Aging‑associated decline in muscle eosinophils is not merely a loss of regenerative capacity but reflects a shift toward an IL‑5‑dependent senescent state that actively suppresses fibro/adipogenic progenitor (FAP)‑mediated repair. We hypothesize that persistent IL‑5 signaling in tissue‑resident eosinophils induces an autocrine loop that upregulates senescence‑associated secretory phenotype (SASP) factors (e.g., TGF‑β1, CXCL10, MMP‑9) and reduces IL‑4/IL‑13 output, thereby converting eosinophils from pro‑regenerative to pro‑fibrotic cells.

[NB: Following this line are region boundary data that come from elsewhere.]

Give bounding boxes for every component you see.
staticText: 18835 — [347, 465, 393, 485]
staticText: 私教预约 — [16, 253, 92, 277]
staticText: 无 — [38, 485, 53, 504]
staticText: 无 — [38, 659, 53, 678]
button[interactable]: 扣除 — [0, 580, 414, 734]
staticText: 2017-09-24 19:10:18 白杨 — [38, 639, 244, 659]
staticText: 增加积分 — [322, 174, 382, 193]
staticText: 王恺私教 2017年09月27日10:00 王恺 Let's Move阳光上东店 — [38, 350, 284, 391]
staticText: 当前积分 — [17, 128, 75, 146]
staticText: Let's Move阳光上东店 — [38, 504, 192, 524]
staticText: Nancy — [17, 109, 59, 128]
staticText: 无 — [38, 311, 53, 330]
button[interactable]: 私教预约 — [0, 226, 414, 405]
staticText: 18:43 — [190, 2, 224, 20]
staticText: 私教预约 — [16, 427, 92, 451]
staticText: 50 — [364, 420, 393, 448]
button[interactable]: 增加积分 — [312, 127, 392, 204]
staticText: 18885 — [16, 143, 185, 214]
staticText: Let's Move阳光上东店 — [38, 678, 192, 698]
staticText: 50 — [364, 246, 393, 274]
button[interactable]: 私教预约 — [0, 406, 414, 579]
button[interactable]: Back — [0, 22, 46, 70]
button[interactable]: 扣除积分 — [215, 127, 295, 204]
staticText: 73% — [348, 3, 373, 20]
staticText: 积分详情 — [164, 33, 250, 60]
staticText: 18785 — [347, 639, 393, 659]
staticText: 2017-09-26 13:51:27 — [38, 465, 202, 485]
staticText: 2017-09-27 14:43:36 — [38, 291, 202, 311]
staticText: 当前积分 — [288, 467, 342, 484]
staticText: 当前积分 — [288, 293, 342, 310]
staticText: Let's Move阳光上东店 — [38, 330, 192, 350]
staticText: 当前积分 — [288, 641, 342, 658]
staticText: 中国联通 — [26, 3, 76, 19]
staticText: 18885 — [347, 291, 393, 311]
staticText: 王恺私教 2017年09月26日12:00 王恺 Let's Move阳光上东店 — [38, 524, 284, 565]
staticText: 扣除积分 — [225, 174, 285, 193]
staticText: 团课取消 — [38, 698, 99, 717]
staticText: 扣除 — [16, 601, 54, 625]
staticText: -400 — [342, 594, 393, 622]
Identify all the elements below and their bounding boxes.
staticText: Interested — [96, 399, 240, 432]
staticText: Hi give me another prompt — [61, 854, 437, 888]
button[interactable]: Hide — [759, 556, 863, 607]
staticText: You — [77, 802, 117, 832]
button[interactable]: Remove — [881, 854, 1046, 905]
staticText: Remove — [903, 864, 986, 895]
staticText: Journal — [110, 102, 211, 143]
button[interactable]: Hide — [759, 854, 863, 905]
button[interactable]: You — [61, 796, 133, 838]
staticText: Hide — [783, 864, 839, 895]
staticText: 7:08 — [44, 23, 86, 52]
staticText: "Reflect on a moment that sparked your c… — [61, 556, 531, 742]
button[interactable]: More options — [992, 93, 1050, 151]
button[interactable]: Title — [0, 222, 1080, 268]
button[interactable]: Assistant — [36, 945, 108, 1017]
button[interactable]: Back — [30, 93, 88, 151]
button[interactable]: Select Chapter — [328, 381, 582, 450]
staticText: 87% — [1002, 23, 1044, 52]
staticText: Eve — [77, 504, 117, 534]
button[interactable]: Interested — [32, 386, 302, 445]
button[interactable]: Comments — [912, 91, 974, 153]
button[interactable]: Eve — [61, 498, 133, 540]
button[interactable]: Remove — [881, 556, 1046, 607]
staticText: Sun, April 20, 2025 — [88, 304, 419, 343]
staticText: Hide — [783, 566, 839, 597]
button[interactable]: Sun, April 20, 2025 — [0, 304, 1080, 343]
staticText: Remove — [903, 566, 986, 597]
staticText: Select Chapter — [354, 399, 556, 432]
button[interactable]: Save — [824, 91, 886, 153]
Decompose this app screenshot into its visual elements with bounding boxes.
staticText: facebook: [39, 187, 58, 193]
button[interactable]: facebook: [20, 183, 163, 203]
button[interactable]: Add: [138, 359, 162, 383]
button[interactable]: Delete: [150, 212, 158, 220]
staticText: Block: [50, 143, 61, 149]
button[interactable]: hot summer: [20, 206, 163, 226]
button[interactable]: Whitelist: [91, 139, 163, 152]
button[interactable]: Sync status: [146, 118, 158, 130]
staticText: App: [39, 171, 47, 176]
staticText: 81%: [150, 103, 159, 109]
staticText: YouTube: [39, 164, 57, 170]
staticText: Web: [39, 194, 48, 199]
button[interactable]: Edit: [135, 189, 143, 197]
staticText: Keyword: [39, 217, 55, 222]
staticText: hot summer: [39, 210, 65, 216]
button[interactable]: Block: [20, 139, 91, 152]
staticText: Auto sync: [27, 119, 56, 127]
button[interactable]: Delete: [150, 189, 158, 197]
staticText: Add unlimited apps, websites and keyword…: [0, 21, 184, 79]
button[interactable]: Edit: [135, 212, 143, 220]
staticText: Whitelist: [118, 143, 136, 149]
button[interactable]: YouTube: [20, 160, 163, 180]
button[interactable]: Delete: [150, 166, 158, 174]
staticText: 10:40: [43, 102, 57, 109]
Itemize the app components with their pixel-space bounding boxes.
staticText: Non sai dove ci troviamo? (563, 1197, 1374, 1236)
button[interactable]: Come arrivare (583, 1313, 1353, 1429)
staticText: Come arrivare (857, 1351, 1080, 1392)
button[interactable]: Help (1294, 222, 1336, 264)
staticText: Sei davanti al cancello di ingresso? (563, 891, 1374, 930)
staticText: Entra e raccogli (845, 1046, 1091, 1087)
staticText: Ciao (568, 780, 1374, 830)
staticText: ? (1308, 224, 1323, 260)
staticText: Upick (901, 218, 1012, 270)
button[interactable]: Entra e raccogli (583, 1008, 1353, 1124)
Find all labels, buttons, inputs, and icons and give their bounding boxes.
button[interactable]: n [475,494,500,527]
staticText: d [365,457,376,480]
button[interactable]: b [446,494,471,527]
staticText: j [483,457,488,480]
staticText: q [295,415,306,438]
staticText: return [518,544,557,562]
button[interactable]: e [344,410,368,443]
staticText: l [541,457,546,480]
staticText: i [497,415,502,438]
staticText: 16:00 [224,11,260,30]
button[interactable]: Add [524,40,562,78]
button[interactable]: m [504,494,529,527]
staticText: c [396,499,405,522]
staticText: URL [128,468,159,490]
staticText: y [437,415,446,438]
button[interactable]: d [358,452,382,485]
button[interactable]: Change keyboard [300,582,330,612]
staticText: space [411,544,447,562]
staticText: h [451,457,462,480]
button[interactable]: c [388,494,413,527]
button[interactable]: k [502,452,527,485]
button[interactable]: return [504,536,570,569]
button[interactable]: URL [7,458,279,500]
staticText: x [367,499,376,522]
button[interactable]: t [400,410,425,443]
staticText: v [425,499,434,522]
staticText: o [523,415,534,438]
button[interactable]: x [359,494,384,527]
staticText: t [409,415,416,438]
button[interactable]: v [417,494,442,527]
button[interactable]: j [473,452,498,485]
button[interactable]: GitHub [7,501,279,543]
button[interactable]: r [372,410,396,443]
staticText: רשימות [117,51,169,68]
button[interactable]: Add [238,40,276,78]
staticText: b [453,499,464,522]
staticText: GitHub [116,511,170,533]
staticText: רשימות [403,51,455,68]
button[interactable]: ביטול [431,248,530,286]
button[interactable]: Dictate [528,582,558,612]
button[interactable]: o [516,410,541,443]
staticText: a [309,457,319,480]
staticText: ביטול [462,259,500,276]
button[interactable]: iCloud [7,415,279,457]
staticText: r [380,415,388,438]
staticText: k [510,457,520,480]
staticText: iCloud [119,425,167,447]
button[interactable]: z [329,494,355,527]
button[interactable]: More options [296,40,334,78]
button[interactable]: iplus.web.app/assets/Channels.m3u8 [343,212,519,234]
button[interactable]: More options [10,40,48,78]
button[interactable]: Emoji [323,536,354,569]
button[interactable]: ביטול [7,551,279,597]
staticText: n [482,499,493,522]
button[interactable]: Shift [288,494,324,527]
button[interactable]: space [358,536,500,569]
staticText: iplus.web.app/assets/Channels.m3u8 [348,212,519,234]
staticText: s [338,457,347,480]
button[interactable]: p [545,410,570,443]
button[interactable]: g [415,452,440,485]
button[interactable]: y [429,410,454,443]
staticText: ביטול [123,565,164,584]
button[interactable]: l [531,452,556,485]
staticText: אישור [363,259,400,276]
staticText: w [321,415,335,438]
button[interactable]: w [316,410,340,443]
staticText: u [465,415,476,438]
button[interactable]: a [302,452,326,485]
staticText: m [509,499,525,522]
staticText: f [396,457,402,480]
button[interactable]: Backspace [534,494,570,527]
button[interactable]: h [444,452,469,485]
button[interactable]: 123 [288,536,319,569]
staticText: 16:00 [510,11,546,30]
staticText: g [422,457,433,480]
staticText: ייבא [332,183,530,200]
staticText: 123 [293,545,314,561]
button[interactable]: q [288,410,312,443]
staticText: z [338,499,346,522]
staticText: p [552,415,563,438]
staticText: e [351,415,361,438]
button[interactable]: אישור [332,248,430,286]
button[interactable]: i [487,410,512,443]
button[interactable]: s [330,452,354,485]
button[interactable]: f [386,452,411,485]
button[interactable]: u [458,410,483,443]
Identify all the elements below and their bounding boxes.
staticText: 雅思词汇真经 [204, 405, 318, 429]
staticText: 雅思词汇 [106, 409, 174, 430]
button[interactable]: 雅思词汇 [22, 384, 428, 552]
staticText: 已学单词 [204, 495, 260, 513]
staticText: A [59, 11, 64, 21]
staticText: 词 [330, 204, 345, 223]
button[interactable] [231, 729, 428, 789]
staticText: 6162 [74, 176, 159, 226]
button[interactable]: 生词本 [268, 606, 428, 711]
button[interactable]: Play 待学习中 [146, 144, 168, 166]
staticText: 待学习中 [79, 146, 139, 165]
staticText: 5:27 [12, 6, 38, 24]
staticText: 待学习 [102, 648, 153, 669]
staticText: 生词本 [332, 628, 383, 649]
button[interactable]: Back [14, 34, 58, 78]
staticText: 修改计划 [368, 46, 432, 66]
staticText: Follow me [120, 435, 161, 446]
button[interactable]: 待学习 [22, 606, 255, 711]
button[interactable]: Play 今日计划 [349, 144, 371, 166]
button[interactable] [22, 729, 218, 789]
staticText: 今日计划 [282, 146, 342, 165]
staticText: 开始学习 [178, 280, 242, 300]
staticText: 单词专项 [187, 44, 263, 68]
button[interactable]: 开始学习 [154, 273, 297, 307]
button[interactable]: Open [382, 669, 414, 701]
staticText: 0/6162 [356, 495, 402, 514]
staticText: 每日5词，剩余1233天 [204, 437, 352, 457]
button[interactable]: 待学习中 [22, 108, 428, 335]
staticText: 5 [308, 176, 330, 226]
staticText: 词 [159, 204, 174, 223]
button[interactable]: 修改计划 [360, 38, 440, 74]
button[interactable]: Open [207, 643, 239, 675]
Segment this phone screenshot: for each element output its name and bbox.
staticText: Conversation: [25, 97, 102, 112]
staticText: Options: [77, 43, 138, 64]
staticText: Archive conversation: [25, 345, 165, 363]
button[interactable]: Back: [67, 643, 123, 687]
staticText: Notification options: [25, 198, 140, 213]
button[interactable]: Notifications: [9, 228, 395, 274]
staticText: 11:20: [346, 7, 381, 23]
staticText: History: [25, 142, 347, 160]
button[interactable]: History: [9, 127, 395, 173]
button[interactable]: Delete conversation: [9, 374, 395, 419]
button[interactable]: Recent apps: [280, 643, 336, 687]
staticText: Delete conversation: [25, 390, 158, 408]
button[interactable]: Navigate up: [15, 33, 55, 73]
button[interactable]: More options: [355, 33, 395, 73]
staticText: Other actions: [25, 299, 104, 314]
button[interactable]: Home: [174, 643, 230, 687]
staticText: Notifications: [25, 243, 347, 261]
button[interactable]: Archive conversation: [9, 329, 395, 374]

Blocking IL‑5Rα on eosinophils will reverse this SASP, restore IL‑4/IL‑13 secretion, and improve muscle regeneration in aged mice.

Mechanistic Basis

• IL‑5 is essential for eosinophil progenitor expansion, maturation, survival, and activation [2].
• In young muscle, eosinophil‑derived IL‑4/IL‑13 stimulates FAPs to support myoblast proliferation [1].
• Aging reduces IL‑33 and eosinophil numbers, correlating with impaired Treg accumulation and regeneration [5].
• SASP cytokines such as TGF‑β1 promote fibroblast activation and ECM deposition, antagonizing IL‑4/IL‑13‑driven repair.
• We propose that chronic IL‑5 exposure in aging eosinophils activates STAT5 and NF‑κB pathways, driving transcriptional programs that increase SASP while suppressing GATA3‑dependent IL‑4/IL‑13 production.
• This creates a feed‑forward loop: eosinophil‑derived TGF‑β1 further stabilizes the senescent state and inhibits neighboring FAPs from adopting a pro‑regenerative phenotype.

Testable Predictions

1. Eosinophil IL‑5Rα expression increases with age in skeletal muscle, correlating with higher phospho‑STAT5 and SASP gene signatures.
2. Genetic or pharmacologic ablation of IL‑5Rα specifically in eosinophils (using eosinophil‑Cre Il5ra^fl/fl or anti‑IL‑5Rα antibody) will:
   • Decrease eosinophil SASP markers (TGF‑β1, CXCL10, MMP‑9) and increase IL‑4/IL‑13 levels.
   • Enhance FAP proliferation and shift them toward a PDGFRα^+/Sca‑1^+ regenerative phenotype.
   • Improve muscle fiber cross‑sectional area and force generation after cardiotoxin injury in aged mice.
3. Exogenous IL‑5 administration to young mice will prematurely induce eosinophil senescence markers and impair regeneration, mimicking the aged phenotype.
4. Conditioned medium from IL‑5Rα‑deficient eosinophils will rescue FAP‑mediated myoblast proliferation in vitro, whereas medium from WT aged eosinophils will inhibit it.

Experimental Approach

• Mouse models: Use Il5ra^fl/fl crossed with eosinophil‑specific Cre (Epx‑Cre or Siglec‑F‑Cre) to delete IL‑5Rα; include littermate controls. Induce muscle injury via cardiotoxin injection in young (3 mo) and aged (20 mo) mice.
• Readouts: Flow cytometry for eosinophil activation (Siglec‑F^+, CD62L^low), senescence (p16^INK4a^, SA‑β‑gal), and cytokine intracellular staining (IL‑4, IL‑13, TGF‑β1). Quantify SASP transcripts by RT‑qPCR. Assess FAP phenotype (PDGFRα^+, Sca‑1^+, Collagen1^−) and proliferation (Ki‑67). Histomorphometry for centrally nucleated fibers, fibrosis (Masson’s trichrome), and grip strength.
• In vitro: Isolate peritoneal eosinophils, culture with/without IL‑5 or anti‑IL‑5Rα, collect supernatants, and apply to FAP‑myoblast co‑cultures. Measure myoblast differentiation (MyHC^+) and FAP activation.
• Falsification: If eosinophil‑specific IL‑5Rα loss does not alter SASP cytokines, fails to increase IL‑4/IL‑13, or does not improve regeneration in aged mice, the hypothesis would be refuted, suggesting that eosinophil senescence is driven by IL‑5‑independent mechanisms.

This framework links eosinophil cytokine signaling directly to cellular senescence, offering a testable axis whereby modulating IL‑5Rα could re‑program eosinophils from saboteurs to supporters of muscle repair in sarcopenia.